Montejo returned to Seville to organize his expedition. His contract stipulated that the conquest must begin within one year (by December 8, 1527) so he had to move quickly. He raised 28,000 castellanos, a significant amount of money at the time, acquired and outfitted four ships and recruited 250 men in addition the crews for the ships. Alonso Dávila was named his principal lieutenant. Careful to heed royal instructions, three clergymen were included to address the religious needs of the conquerors and the conquered. Montejo and his fleet set sail from Seville towards the end of June, 1526.

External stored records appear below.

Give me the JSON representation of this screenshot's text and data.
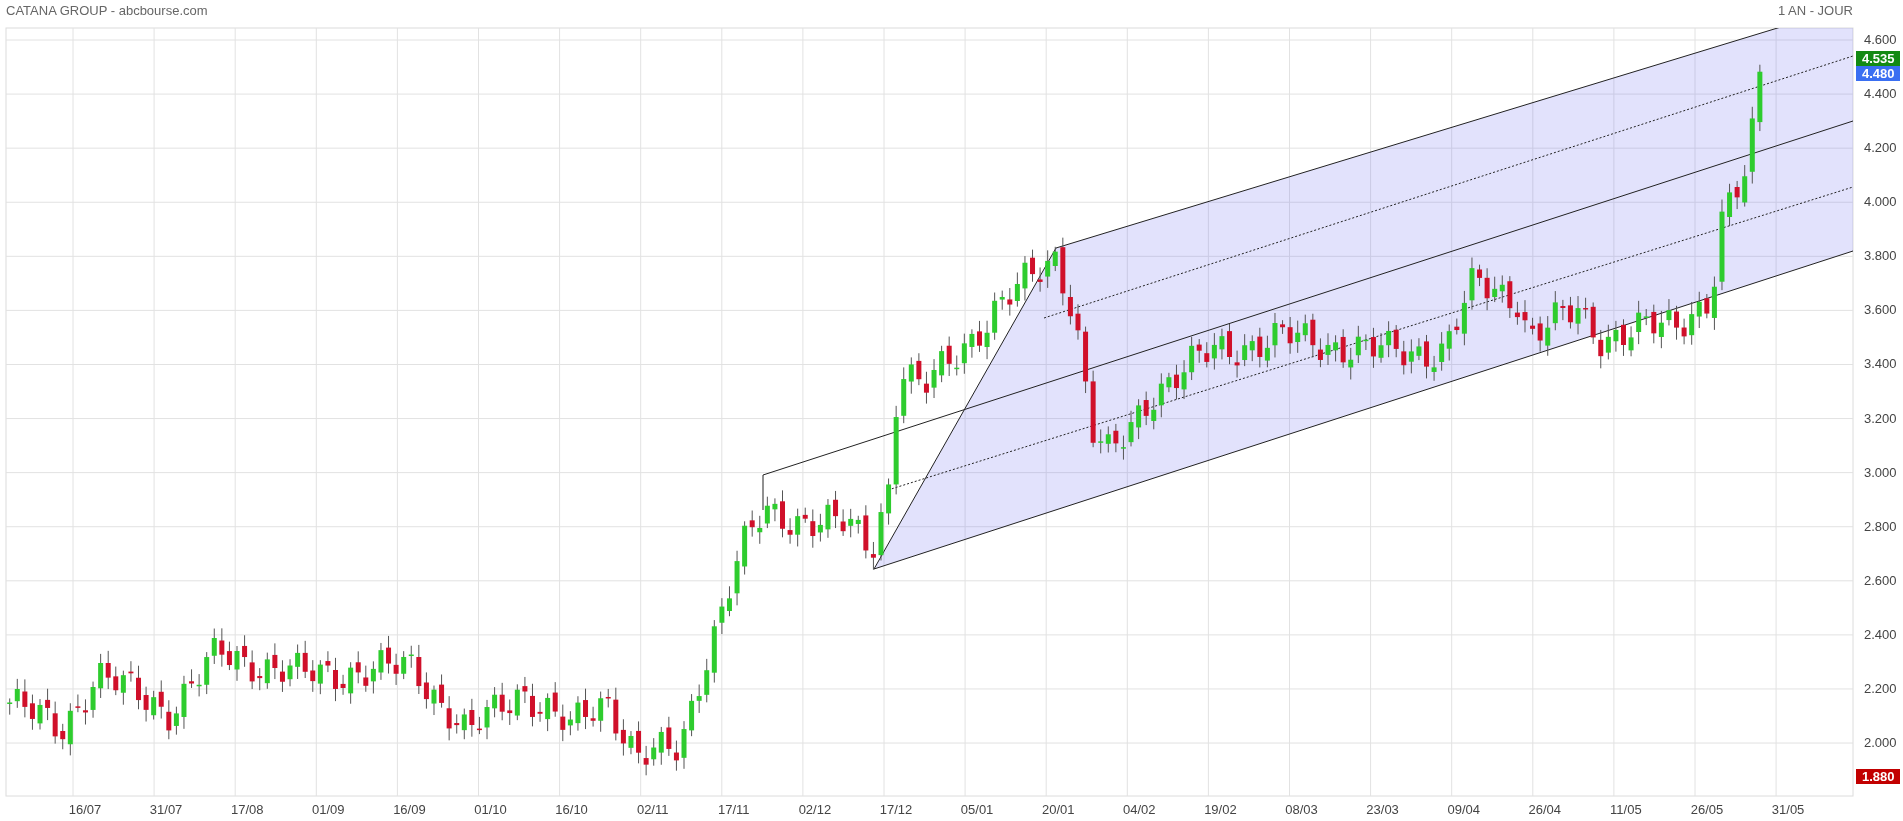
{
  "header": {
    "title": "CATANA GROUP - abcbourse.com",
    "period": "1 AN - JOUR"
  },
  "y_axis": [
    "4.600",
    "4.400",
    "4.200",
    "4.000",
    "3.800",
    "3.600",
    "3.400",
    "3.200",
    "3.000",
    "2.800",
    "2.600",
    "2.400",
    "2.200",
    "2.000"
  ],
  "x_axis": [
    "16/07",
    "31/07",
    "17/08",
    "01/09",
    "16/09",
    "01/10",
    "16/10",
    "02/11",
    "17/11",
    "02/12",
    "17/12",
    "05/01",
    "20/01",
    "04/02",
    "19/02",
    "08/03",
    "23/03",
    "09/04",
    "26/04",
    "11/05",
    "26/05",
    "31/05"
  ],
  "price_tags": [
    {
      "text": "4.535",
      "color": "#138a13"
    },
    {
      "text": "4.480",
      "color": "#3a6ff2"
    },
    {
      "text": "1.880",
      "color": "#c20000"
    }
  ]
}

The crossing was uneventful and the fleet stopped first at Hispaniola where supplies were purchased, additional men were recruited and enough horses were procured to bring their small cavalry up to fifty strong. They soon set off again and reached Cozumel in late September. From there Montejo crossed the channel to the mainland and established their first town, Salamanca, named after Montejo's hometown. The site was poorly chosen; the climate was hot and humid and freshwater was scarce. At first the local natives were willing to provide food but Spanish demands quickly turned their attitude from cooperation to resentment and outright hostility. Oviedo later reported that "all [the Spaniards] fell ill and many died."

He returned to Yucatán in 1528, and attempted to conquer it from its east coast at Tulum and Chetumal, but was driven back by fierce resistance from the Maya living along this coast. In 1530, he decided to try conquering Yucatán from the west, and began by pacifying what is today the modern Mexican state of Tabasco. He continued this attempted conquest of western Yucatán from 1531 until 1535, when his forces were driven from Yucatán despite some prior successes.

==Governor of Honduras, Return to Yucatán, and death==
In 1533, Montejo received a royal decree giving him permission to conquer Puerto Caballos and Naco in Honduras. This put him in conflict with Pedro de Alvarado, who had received a similar decree in 1532 and later declared in 1536 that he had conquered and pacified the province of Honduras. Alvarado continued to serve as the Governor of Honduras until 1540, although he was recalled to Spain in 1537. In 1540, the Spanish King awarded the Governorship of Honduras to Montejo, and he traveled to Gracias a Dios to install an administration loyal to him.

It would fall to Montejo's eponymous son, nicknamed "El Mozo" (born 1508, died 1565), to conquer Yucatán. He founded the city of San Francisco de Campeche in 1540, and Mérida in 1542. In 1546, the elder Montejo assumed the title of Governor and Captain General of Yucatán. However, by 1550, complaints about Montejo caused him to be recalled to Spain, where he died in 1553.

Montejo was survived by his son, "El Mozo," and a daughter, Catalina Montejo y Herrera.